7

CHAPTER FOUR::

When Parker walked into the apartment, Krauss was at the window with the binoculars. He was sitting on a metal folding chair, and his notebook and pen were on another chair next to him. There was no other furniture in the room, which had gray plaster walls from which patterned wallpaper had recently been stripped. Curls of wallpaper lay against the molding in all the corners. On the floor beside Krauss’s chair lay three apple cores.

Krauss turned when Parker shut the door. His eyes looked pale, the skin around them wrinkled, as though he’d spent too long in a swimming pool. He said, “Nothing.”

Parker crossed the room and looked out the window. A clear blue cloudless day. Three stories down and one block to the north was the Manhattan exit of the Midtown Tunnel. Two lanes of cars and trucks streamed out of the tunnel, fanning apart into half a dozen lanes of traffic, curving away to the left or the right. Parker watched for a few seconds, then picked up the notebook and studied the entries. The numbers were license plates and dates and times of day. Parker said, “The Pontiac came through today, huh?”

“So did the Mercedes,” Krauss said. “But there isn’t any phone in either of them.”

“We may have to change things around.” Parker dropped the notebook on the chair and said, “We’ll try the Lincoln today, if it comes through.”

Krauss looked at his watch. “Ten, fifteen minutes,” he said.

“If it isn’t any good,” Parker said, “Henley will come take over here at four. If he doesn’t show up, that means we’re on the Lincoln, so just pack in everything here.”

“Right,” Krauss said.

Parker glanced out the window again. “See you later,” he said, and left the apartment. He went down the warped wooden stairs and out to the street, then crossed Second Avenue and got into a blue Plymouth just around the corner on Thirty-seventh Street.

Henley, at the wheel, said, “Anything new?”

“The Lincoln’s still the best bet.”

Henley looked in the rearview mirror. “That’s due pretty soon, isn’t it?”

“Maybe ten minutes.”

Henley rolled down his side window and lit one of his narrow cigars. They waited in the car, neither of them saying anything, until Henley, looking in the mirror again, said, “Maybe.”

Parker twisted around and looked out the back window. Among the cars crossing Second Avenue, coming this way, was a black Lincoln Continental.
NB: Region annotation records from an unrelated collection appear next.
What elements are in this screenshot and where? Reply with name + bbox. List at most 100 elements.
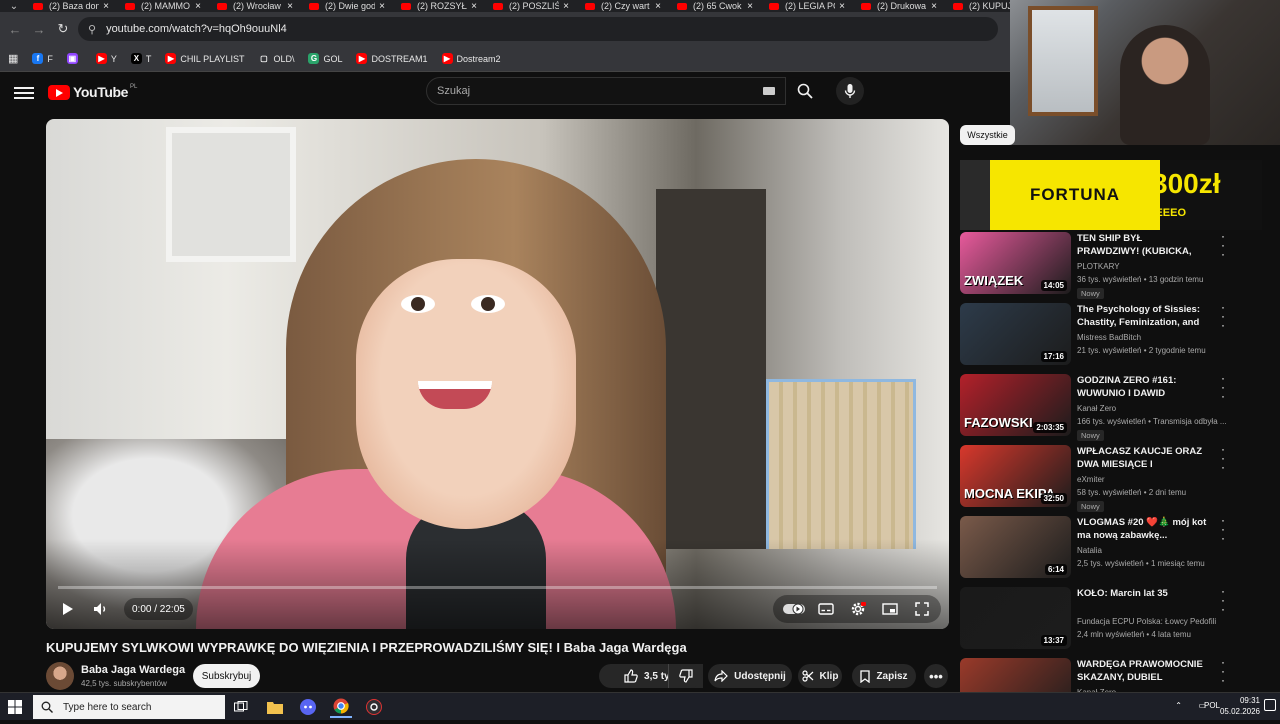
tray-chevron-icon[interactable]: ⌃: [1175, 701, 1182, 710]
recommended-video[interactable]: FAZOWSKI 2:03:35 GODZINA ZERO #161: WUWUNI…: [960, 372, 1280, 441]
bookmark-item[interactable]: ▶ Y: [95, 53, 117, 64]
browser-tab[interactable]: (2) LEGIA PC ×: [769, 0, 857, 12]
video-player[interactable]: 0:00 / 22:05: [46, 119, 949, 629]
youtube-logo[interactable]: YouTube PL: [48, 84, 137, 100]
recommended-channel-name[interactable]: eXmiter: [1077, 475, 1105, 484]
recommended-channel-name[interactable]: Natalia: [1077, 546, 1102, 555]
bookmark-item[interactable]: G GOL: [308, 53, 342, 64]
recommended-video[interactable]: 13:37 KOŁO: Marcin lat 35 Fundacja ECPU Po…: [960, 585, 1280, 653]
close-tab-icon[interactable]: ×: [191, 1, 205, 12]
bookmark-item[interactable]: ▣: [66, 53, 82, 64]
miniplayer-button[interactable]: [878, 597, 902, 621]
subtitles-button[interactable]: [814, 597, 838, 621]
close-tab-icon[interactable]: ×: [467, 1, 481, 12]
recommended-channel-name[interactable]: PLOTKARY: [1077, 262, 1120, 271]
recommended-video-title[interactable]: WPŁACASZ KAUCJE ORAZ DWA MIESIĄCE I MIES…: [1077, 445, 1207, 473]
more-vertical-icon[interactable]: · · ·: [1218, 585, 1228, 615]
recommended-channel-name[interactable]: Fundacja ECPU Polska: Łowcy Pedofili: [1077, 617, 1216, 626]
settings-button[interactable]: [846, 597, 870, 621]
video-thumbnail[interactable]: MOCNA EKIPA 32:50: [960, 445, 1071, 507]
back-arrow-icon[interactable]: ←: [3, 22, 27, 37]
video-thumbnail[interactable]: ZWIĄZEK 14:05: [960, 232, 1071, 294]
browser-tab[interactable]: (2) MAMMO ×: [125, 0, 213, 12]
file-explorer-icon[interactable]: [264, 696, 286, 718]
video-thumbnail[interactable]: 6:14: [960, 516, 1071, 578]
recommended-video-title[interactable]: GODZINA ZERO #161: WUWUNIO I DAWID FAZOW…: [1077, 374, 1207, 402]
close-tab-icon[interactable]: ×: [651, 1, 665, 12]
more-vertical-icon[interactable]: · · ·: [1218, 372, 1228, 402]
recommended-video[interactable]: 6:14 VLOGMAS #20 ❤️🎄 mój kot ma nową zaba…: [960, 514, 1280, 582]
recommended-channel-name[interactable]: Kanał Zero: [1077, 404, 1116, 413]
recommended-video-title[interactable]: WARDĘGA PRAWOMOCNIE SKAZANY, DUBIEL TRIU…: [1077, 658, 1207, 686]
reload-icon[interactable]: ↻: [51, 21, 75, 37]
browser-tab[interactable]: (2) 65 Cwok ×: [677, 0, 765, 12]
search-input[interactable]: Szukaj: [426, 77, 786, 105]
close-tab-icon[interactable]: ×: [743, 1, 757, 12]
close-tab-icon[interactable]: ×: [375, 1, 389, 12]
browser-tab[interactable]: (2) Czy wart ×: [585, 0, 673, 12]
filter-chip-all[interactable]: Wszystkie: [960, 125, 1015, 145]
tab-search-chevron-icon[interactable]: ⌄: [0, 0, 28, 12]
bookmark-item[interactable]: ▶ Dostream2: [441, 53, 501, 64]
close-tab-icon[interactable]: ×: [283, 1, 297, 12]
more-actions-button[interactable]: •••: [924, 664, 948, 688]
video-thumbnail[interactable]: FAZOWSKI 2:03:35: [960, 374, 1071, 436]
save-button[interactable]: Zapisz: [852, 664, 916, 688]
share-button[interactable]: Udostępnij: [708, 664, 792, 688]
more-vertical-icon[interactable]: · · ·: [1218, 514, 1228, 544]
recommended-video[interactable]: ZWIĄZEK 14:05 TEN SHIP BYŁ PRAWDZIWY! (KUB…: [960, 230, 1280, 299]
more-vertical-icon[interactable]: · · ·: [1218, 443, 1228, 473]
recommended-video-title[interactable]: VLOGMAS #20 ❤️🎄 mój kot ma nową zabawkę.…: [1077, 516, 1207, 542]
recommended-channel-name[interactable]: Mistress BadBitch: [1077, 333, 1141, 342]
chrome-icon[interactable]: [330, 696, 352, 718]
close-tab-icon[interactable]: ×: [559, 1, 573, 12]
recommended-video-title[interactable]: KOŁO: Marcin lat 35: [1077, 587, 1207, 600]
video-thumbnail[interactable]: 13:37: [960, 587, 1071, 649]
fullscreen-button[interactable]: [910, 597, 934, 621]
taskbar-search-input[interactable]: Type here to search: [33, 695, 225, 719]
apps-grid-icon[interactable]: ▦: [8, 52, 18, 65]
close-tab-icon[interactable]: ×: [99, 1, 113, 12]
bookmark-item[interactable]: ▶ CHIL PLAYLIST: [165, 53, 244, 64]
bookmark-item[interactable]: fF: [32, 53, 53, 64]
dislike-button[interactable]: [668, 664, 702, 688]
task-view-icon[interactable]: [230, 696, 252, 718]
notification-icon[interactable]: [1264, 699, 1276, 711]
channel-name[interactable]: Baba Jaga Wardega: [81, 664, 185, 676]
recommended-video[interactable]: 17:16 The Psychology of Sissies: Chastity…: [960, 301, 1280, 369]
browser-tab[interactable]: (2) Dwie god ×: [309, 0, 397, 12]
recommended-video-title[interactable]: TEN SHIP BYŁ PRAWDZIWY! (KUBICKA, WIENIA…: [1077, 232, 1207, 260]
recommended-video[interactable]: MOCNA EKIPA 32:50 WPŁACASZ KAUCJE ORAZ DWA…: [960, 443, 1280, 512]
voice-search-button[interactable]: [836, 77, 864, 105]
discord-icon[interactable]: [297, 696, 319, 718]
forward-arrow-icon[interactable]: →: [27, 22, 51, 37]
language-indicator[interactable]: POL: [1204, 701, 1220, 710]
video-thumbnail[interactable]: 17:16: [960, 303, 1071, 365]
browser-tab[interactable]: (2) Wrocław ×: [217, 0, 305, 12]
windows-start-icon[interactable]: [8, 700, 22, 714]
site-info-icon[interactable]: ⚲: [88, 23, 96, 36]
channel-avatar[interactable]: [46, 662, 74, 690]
keyboard-icon[interactable]: [763, 87, 775, 95]
obs-icon[interactable]: [363, 696, 385, 718]
browser-tab[interactable]: (2) Baza don ×: [33, 0, 121, 12]
menu-hamburger-icon[interactable]: [14, 84, 34, 100]
bookmark-item[interactable]: ▢ OLD\: [258, 53, 294, 64]
close-tab-icon[interactable]: ×: [927, 1, 941, 12]
recommended-video-title[interactable]: The Psychology of Sissies: Chastity, Fem…: [1077, 303, 1207, 331]
clip-button[interactable]: Klip: [798, 664, 842, 688]
more-vertical-icon[interactable]: · · ·: [1218, 656, 1228, 686]
close-tab-icon[interactable]: ×: [835, 1, 849, 12]
play-button[interactable]: [58, 597, 78, 621]
search-button[interactable]: [786, 77, 824, 105]
browser-tab[interactable]: (2) Drukowa ×: [861, 0, 949, 12]
ad-banner[interactable]: FORTUNA 300zł WE FREEEO: [960, 160, 1262, 230]
address-bar[interactable]: ⚲ youtube.com/watch?v=hqOh9ouuNl4: [78, 17, 998, 41]
subscribe-button[interactable]: Subskrybuj: [193, 664, 260, 688]
autoplay-toggle[interactable]: [782, 597, 806, 621]
bookmark-item[interactable]: XT: [130, 53, 151, 64]
browser-tab[interactable]: (2) POSZLIŚ ×: [493, 0, 581, 12]
bookmark-item[interactable]: ▶ DOSTREAM1: [356, 53, 428, 64]
mute-button[interactable]: [90, 597, 112, 621]
more-vertical-icon[interactable]: · · ·: [1218, 230, 1228, 260]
Squinting, Parker could make out the uniformed chauffeur at the wheel. “Right,” he said.

Henley turned the key in the ignition. When the Lincoln went by, an eight-year-old boy could be seen alone, reading a comic book in the backseat. Henley shifted into drive and eased the Plymouth into line two vehicles back from the Lincoln.

The black car led them across to Park Avenue, then north to Seventy-second Street, then through the park and north again on Central Park West. At Eighty-first Street the Lincoln made a U-turn and stopped in front of the canopied entrance to a large apartment house. Henley eased into a bus-stop zone across the street, and Parker watched as a livened doorman opened the Lincoln’s door, and the boy stepped out, not carrying his comic book. The doorman shut the Lincoln’s door and the boy went into the building. The Lincoln moved forward along the curb and stopped in a no-parking zone just beyond the canopy. The chauffeur took his cap off, picked up a tabloid newspaper from the seat beside him, and settled down to read.

Parker said, “I’ll be right back.” He got out of the car, crossed the Street, and walked slowly down the block past the Lincoln. Looking in on the way by, he saw the telephone built into the back of the front seat. Good. He went on down to the corner, crossed to the park side of the street again, went back to the Plymouth, and slid in next to Henley. “It’s got one,” he said.

Henley smiled, drawing his lips back to show his teeth clenched on the cigar. “That’s nice,” he said.

“Now we wait for the kid to come out again,” Parker said. “Then we’ll take a look at his route home.”